We’ve talked about the fact that building owners in Times Square NYC receive 80% of advertising revenue and landowners in Louisville, KY may only get 20% in BillboardInsider articles. I thought we’d dive a little deeper today and talk about why that is the case and the many other things we consider when we are estimating a fair lease rate for a billboard site.
Here’s a short list of the things we consider when evaluating any sign site.
- Circulation
- Ordinances
- Demographics
- Market Size
- Other Leases
- Visibility
- Advertising Rates
- The new thing that will probably come up later today that makes each location unique and keeps our job interesting!
I’ll take a small part of the first one (Circulation) in this week’s newsletter. You may have read articles recently about the head of GeoPath Kym Frank stepping down. Or you might have heard someone mention that there is a debate raging about OAAA’s new guidelines for measurement. I’ll leave most of my opinions about those things out, but the root cause for the debate raises a valid question. Should the industry ask advertisers to rely on the “opportunity to see” or the “likelihood to see” a sign?
The argument for discounting OOH circulation (traffic counts discounted for lighting) numbers in 2009 was that other media were discounting their circulation numbers based on a “likelihood to see” and OOH numbers were not believable. Advertisers were reportedly discounting OOH numbers when they put their sign buys into the advertising campaign mix. We think that was a valid argument, but the way that GeoPath did the discounting was deemed a proprietary secret that they could not share. Advertisers could not replicate the formula, so they were told to accept it as a reliable discount.

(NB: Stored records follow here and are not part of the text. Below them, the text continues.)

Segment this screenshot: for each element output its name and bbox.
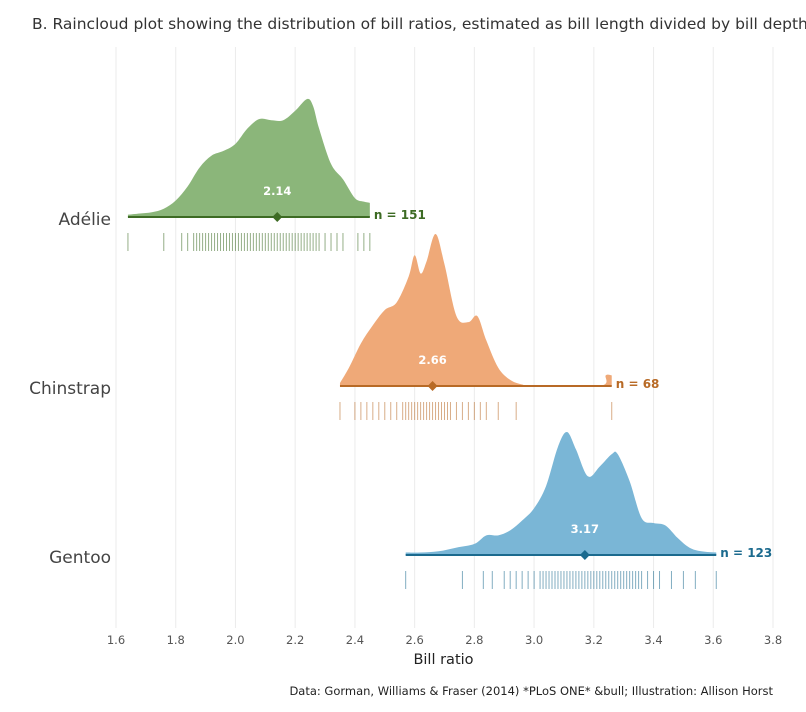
n-label: n = 68 [616, 377, 660, 391]
x-tick-label: 3.2 [585, 633, 603, 647]
median-point [427, 381, 438, 391]
x-axis-title: Bill ratio [413, 652, 473, 668]
median-label: 2.14 [263, 184, 291, 198]
y-category-label: Gentoo [49, 548, 111, 568]
x-tick-label: 3.8 [764, 633, 782, 647]
median-label: 3.17 [571, 522, 599, 536]
x-tick-label: 3.4 [644, 633, 662, 647]
y-category-label: Chinstrap [29, 379, 111, 399]
x-tick-label: 2.2 [286, 633, 304, 647]
n-label: n = 151 [374, 208, 426, 222]
x-tick-label: 3.6 [704, 633, 722, 647]
x-tick-label: 2.8 [465, 633, 483, 647]
x-tick-label: 2.6 [405, 633, 423, 647]
n-label: n = 123 [720, 546, 772, 560]
y-category-label: Adélie [59, 210, 112, 230]
x-tick-label: 1.8 [167, 633, 185, 647]
median-point [272, 212, 283, 222]
x-tick-label: 2.0 [226, 633, 244, 647]
x-tick-label: 3.0 [525, 633, 543, 647]
median-label: 2.66 [418, 353, 446, 367]
median-point [579, 550, 590, 560]
density-adlie [127, 98, 370, 217]
density-gentoo [405, 431, 717, 555]
x-tick-label: 1.6 [107, 633, 125, 647]
chart-caption: Data: Gorman, Williams & Fraser (2014) *… [289, 684, 773, 698]
density-chinstrap [339, 233, 612, 386]
x-tick-label: 2.4 [346, 633, 364, 647]
chart-title: B. Raincloud plot showing the distributi… [32, 15, 806, 33]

Whether the industry (pronounced “the big three”) decides to go backward and use an “opportunity to see” or pulls back the curtain and shows the world their secret sauce for discounting to a “likelihood to see” number really doesn’t matter too much in the evaluation of a sign site. As long as we are comparing one sign to others based on the same rules, we will be able to use circulation as one metric for evaluating signs.